The rush for the riches of Bingham Canyon then commenced as Connor encouraged his soldiers, many of them veterans of the California gold rush, to prospect. He hoped that the mining fever would attract non-Mormons from outside of Utah to come to the state and thus dilute the influence of Mormons. A few rich strikes were made but the high cost of wagon transportation made the discoveries uneconomical. This almost caused the canyon to be abandoned. Mining continued, however, when men switched to placer mining in Bingham Creek. One claim yielded more than $2,000,000 in gold by 1868. However, for most miners, the placer deposits could only barely provide enough food to eat. Before 1869, fewer than 100 miners, mostly Welsh, Irish or Cornish in origin, lived in the canyon.
The arrival in 1873 of the Bingham and Camp Floyd branch of the Utah Central Railroad dramatically changed Bingham’s fortunes. This event revived lode mining and soon rich strikes were paying off. Milling and smelting facilities which made mining even more profitable soon sprang up in the canyon as well as in the Salt Lake and Tooele valleys.
The end of the nineteenth century saw the consolidation of the small claims of many individual prospectors in Bingham Canyon into the hands of copper giants like the Boston Consolidated and Utah Copper Companies. The formation of these companies not only required a large supply of capital resources, but also created a demand for cheap labor. The flood of immigrants that resulted made Bingham one of the most ethnically diverse areas in the state of Utah. It was estimated that in 1912, 65 percent of the residents were foreign born.
Each ethnic group settled in a different area of the canyon, elevating the population to more than 15,000 by the 1920s. In the process, these groups created distinct communities. Finns, Swedes, and Norwegians came to Carr Fork; Eastern and Southern European Slavs and Italians to Highland Boy; Greeks, Japanese, British, and Scandinavians to Copperfield; Austrians, Welsh, Cornish, and other Britons to Lark; and the British, French, Irish, and numerous others to Bingham. As a result the canyon was later dubbed by many to be a literal “League of Nations.” Smaller camps with names like Frog Town, Freeman, Heaston Heights, Markham, Copper Heights, Dinkeyville, and Terrace Heights could also be found.
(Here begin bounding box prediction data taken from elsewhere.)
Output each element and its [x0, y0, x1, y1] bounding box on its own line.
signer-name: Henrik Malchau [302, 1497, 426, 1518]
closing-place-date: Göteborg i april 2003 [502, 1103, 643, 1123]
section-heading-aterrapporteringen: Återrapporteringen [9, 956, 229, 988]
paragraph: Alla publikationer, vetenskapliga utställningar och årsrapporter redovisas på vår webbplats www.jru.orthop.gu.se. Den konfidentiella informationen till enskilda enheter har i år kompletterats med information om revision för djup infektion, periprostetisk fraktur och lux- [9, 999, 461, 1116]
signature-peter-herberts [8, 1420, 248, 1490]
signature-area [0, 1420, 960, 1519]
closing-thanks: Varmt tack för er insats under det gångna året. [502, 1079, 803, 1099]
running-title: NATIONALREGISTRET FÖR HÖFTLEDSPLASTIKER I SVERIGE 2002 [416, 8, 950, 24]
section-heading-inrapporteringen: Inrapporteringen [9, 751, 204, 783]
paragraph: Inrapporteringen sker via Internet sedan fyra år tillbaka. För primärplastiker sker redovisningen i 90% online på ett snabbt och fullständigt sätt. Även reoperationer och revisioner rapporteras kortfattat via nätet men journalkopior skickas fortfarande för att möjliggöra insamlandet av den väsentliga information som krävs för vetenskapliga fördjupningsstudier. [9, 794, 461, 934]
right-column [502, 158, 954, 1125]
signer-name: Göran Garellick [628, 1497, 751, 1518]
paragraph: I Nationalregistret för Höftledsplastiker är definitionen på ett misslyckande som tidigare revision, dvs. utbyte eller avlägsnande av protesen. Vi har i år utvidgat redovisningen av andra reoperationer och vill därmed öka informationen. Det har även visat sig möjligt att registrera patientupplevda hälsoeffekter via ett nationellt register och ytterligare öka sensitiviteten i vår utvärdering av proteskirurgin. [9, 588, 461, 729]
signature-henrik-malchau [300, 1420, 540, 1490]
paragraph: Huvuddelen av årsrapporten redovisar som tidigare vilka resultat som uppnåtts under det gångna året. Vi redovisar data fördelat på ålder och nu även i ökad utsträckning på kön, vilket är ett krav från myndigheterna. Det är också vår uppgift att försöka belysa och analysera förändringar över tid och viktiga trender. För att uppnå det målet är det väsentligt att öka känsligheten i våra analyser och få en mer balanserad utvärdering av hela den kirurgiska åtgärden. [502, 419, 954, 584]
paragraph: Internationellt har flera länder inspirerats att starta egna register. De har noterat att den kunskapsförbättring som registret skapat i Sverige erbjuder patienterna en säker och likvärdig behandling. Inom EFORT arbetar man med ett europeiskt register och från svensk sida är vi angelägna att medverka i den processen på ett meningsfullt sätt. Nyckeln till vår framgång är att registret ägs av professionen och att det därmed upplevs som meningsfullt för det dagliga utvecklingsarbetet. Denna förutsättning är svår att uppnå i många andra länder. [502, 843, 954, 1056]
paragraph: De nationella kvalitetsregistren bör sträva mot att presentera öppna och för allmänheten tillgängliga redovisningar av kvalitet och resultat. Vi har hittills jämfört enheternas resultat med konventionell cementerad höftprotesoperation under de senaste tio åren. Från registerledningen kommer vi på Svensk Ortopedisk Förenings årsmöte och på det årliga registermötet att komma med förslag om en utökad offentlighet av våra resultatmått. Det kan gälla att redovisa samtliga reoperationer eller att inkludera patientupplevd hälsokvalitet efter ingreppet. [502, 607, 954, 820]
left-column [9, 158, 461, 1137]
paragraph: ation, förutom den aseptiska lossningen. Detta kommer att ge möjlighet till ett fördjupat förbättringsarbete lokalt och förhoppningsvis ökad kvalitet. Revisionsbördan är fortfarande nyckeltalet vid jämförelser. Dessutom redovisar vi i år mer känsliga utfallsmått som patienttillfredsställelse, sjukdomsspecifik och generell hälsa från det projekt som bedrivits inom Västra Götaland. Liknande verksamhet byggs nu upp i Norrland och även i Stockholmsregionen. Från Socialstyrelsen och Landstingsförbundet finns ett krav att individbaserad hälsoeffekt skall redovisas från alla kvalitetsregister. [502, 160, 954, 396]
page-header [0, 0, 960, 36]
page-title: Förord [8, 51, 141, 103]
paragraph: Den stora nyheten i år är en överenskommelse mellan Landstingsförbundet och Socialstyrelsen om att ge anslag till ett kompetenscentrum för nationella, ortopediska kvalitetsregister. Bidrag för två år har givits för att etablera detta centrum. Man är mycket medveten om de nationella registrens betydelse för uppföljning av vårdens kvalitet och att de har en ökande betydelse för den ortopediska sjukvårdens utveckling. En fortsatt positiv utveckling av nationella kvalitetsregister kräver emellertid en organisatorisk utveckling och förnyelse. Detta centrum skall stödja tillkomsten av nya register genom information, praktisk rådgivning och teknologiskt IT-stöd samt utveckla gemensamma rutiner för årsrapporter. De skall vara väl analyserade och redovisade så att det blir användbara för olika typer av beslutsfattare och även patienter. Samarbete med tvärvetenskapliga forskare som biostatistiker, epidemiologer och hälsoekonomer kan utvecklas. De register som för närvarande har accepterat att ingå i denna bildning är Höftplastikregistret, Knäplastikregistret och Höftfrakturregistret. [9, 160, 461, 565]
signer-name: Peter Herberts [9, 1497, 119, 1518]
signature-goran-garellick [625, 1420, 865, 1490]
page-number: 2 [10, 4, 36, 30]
Bingham, due to its steep topography, had room for only one main street that snaked its way through nearly seven miles of canyon. It was joked that, due to the narrowness of the canyon, dogs could only wag their tails up and down. These close confines added to the tragedies that resulted from the numerous fires, avalanches, and floods that continually plagued the residents of the town. These hazards and the canyon’s limited space led to the construction of Copperton at the canyon’s mouth in 1926. This town, designed as a model mining community, was originally built by the Utah Copper Company not for the average miner, but for the company’s management. The homes, which made extensive use of copper in their construction, were rented to employees until 1956, at which time they were sold to the residents.
The variety of people in Bingham Canyon helped transform “the hill,” as the mining operations of the Utah Copper Company (later Kennecott Copper Corporation) were originally called, into the world’s largest open-pit copper mine. This expansion continually required the purchase of living areas for miners as the old towns of the canyon were gradually swallowed. Highland Boy and Copperfield were dismantled by 1960 and the last buildings in Bingham were torn down in 1972. Lark had disappeared from the map by the end of 1980. Copperton remains the sole survivor of the communities that helped to make Bingham Canyon one of the most culturally diverse and rich areas of Utah.